The old world original genus names for fruit trees were all named after women. Representing an implicit importance of relation a fruit bearing tree and its fruit to the human condition. A simple and elegant description between human perception and the reality of living. Now we take liberty with fruit as it is available from all over the world any time of year. To look at a lovely ripe peach on a wonderful late summer day and to taste its wonderful essence over shadows the long rich story of survival. For this peach has arrived to you from many generations of trees and cultivated for your enjoyment for humans by humans. This is the essence of wild data.
Taxonomy or classification of plants has been in flux and full of disagreement for thousands of years. For the fruit bearing trees and all plants in general are now divided into complex conflicting incomplete taxonomies. The newer taxonomies based on DNA and region of origin, seed type, or some attribute and are still incomplete and maybe always will be incomplete. The taxonomy still does not describe why some trees survive and others perish. What is important here is that the classification is just that a classification. This alone is significant because the classification may change yet the plant continues on with its search for an environment to bear fruit. Some years more fruit is produced than other years. The overall fact that seeds are produced wrapped with what will help the tree survive. Sometimes in wild data it is hard to tell if you are looking at the seed or the fruit or a combination of both.

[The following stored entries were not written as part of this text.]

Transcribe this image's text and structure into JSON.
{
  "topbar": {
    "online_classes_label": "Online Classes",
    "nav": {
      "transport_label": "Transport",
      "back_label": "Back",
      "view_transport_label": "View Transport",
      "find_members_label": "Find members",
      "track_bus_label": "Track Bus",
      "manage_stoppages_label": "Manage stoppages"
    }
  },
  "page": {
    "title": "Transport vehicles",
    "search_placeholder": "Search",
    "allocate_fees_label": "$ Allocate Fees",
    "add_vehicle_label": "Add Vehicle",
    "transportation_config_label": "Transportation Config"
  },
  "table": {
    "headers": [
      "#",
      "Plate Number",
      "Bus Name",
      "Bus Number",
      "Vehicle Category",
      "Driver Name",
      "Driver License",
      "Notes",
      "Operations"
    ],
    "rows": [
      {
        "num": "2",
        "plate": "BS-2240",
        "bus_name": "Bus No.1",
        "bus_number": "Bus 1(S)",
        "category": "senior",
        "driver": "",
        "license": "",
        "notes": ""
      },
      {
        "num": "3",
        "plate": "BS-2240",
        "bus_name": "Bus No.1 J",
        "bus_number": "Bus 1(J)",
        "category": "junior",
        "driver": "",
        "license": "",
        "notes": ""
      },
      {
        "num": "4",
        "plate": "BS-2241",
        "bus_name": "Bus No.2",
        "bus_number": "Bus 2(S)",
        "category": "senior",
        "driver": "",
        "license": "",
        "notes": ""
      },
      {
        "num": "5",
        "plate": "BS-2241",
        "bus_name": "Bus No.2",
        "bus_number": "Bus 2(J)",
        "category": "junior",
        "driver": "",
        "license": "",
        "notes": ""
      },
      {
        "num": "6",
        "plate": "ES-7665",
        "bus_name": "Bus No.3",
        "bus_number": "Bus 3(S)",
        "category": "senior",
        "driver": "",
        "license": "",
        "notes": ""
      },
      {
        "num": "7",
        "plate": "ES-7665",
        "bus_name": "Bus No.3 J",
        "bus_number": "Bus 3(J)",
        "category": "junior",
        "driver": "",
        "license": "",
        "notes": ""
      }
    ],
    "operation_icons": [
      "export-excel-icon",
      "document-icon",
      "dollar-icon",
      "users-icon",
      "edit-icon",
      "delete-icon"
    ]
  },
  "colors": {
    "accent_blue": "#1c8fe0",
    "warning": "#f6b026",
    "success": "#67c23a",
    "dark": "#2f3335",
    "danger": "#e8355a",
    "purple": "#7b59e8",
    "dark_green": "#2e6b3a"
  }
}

The low hanging fruit is sometimes the most vulnerable and important to finding a story. Regardless of how a plant is classified in reality fruit trees have survived to bring forth fruit. This simply means that all the right circumstances have come together to make fruit. The bees were there to pollinate, the male tree survived in the right place so the wind could ensure pollination if the bees were not available. Water, soil and sun all contain the right qualities to make the fruit produce the fruit. In wild data how pollination happens may have an influence on how much fruit is produced yet it still does not tell you that the orchard was pruned, picked and seeds distributed to other orchards by a guy named Johnny Appleseed 100 years ago.

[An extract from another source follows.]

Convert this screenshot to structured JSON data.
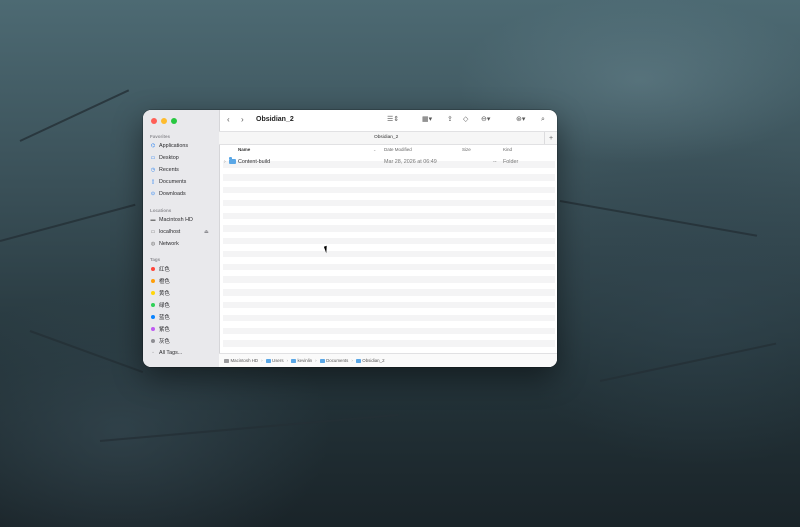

So metaphor can be offensive to some people yet in this case it is important because there is typically a purpose to scrubbing of the data. Overall it really ends up being more about interpretation of the results. Human cycles typically have a beginning middle or end or to be more specific there are threads or recurring cycles that show up that are not necessarily linear. This also means all the math in the world still may not bring meaning or interest to your work. In some projects the beginning piece may be available or an end piece yet no middle piece. Then again once you get the analysis has started the whole question may change.
The analysis process always starts with a question or a search for a story or justification of a story. In real data situations the data in question always has a partial context and typically has to be mixed with some other data that also has a context to answer a question or find a story. It is important to ask good questions and to make sure that the questions have a basis in a human view of the world or the real world. The statistics or math side may still matter yet may also influence in the negative or say this is impossible and there are no answers. Although to give up too soon you may miss the fruit at the top of the tree. It is human nature that someone will pick that fruit if you do not.
For example in the mixing of 100 years of UFO encounters with close to a 100 years of missing person data. The original question was Is there any correlation between UFO encounters and missing persons. This led to a refined question of, Is there any missing persons in the same location as UFO sightings in and around the same time as these sightings. What it took to do that was seemingly simple task was more than a trivial exercise. With just one example of the world wide data set on UFO encounters was converting the sighting times to a consistent value. The task was unbelievably difficult because at first pass almost half of the 80,000 UFO records were not useable because of the time duration. The other task was the geolocation of the records which also had very high error margins. An error margin in this context is a whole record that could be converted to something useful. Useful in this case is a valid start time, duration time and location for UFO records and a valid date missing and location for missing persons.
So after the first pass the error margins were important for a quality outcome. Realistically under ten percent error margin was desirable. So how do you get from a large error margin down to a small margin without spending a year hand correcting the data. The exercise is left up to the reader. The clue is solved like we solve everything else with human ingenuity and fortitude. I failed three times to convert the data. Each attempt the result set or the code became more polluted and it all pointed to something very simple in the end. Take the low hanging fruit, then get the ladder and circle the tree look at what you have left and process. Then on to the next tree until the whole orchard is picked and leave what is on the ground and unusable.
The complete database, result set, and selects is on github.com/planetsig for verification. There is also a complete write up on medium.com/@planetsig “Is it a bird, a plane or superman.” Most of the tools used were standard Unix tools like bash, awk, perl, python and shell scripts. Some of these tools have their limitations so keeping each task/step separate and simple was better because each could be modified moving the result forward with each iteration. When the iterations of the data spit out an error margin below ten percent there was a little fiddling to see if there was a lower level. Then finally, the left over ten percent of the records were examined and manually corrected. Then the process of indexing and selecting the matching data sets became priority. Ending with some interesting results. By shear numbers there is no correlation yet the result set left more interesting questions than answers. Now that’s wild data.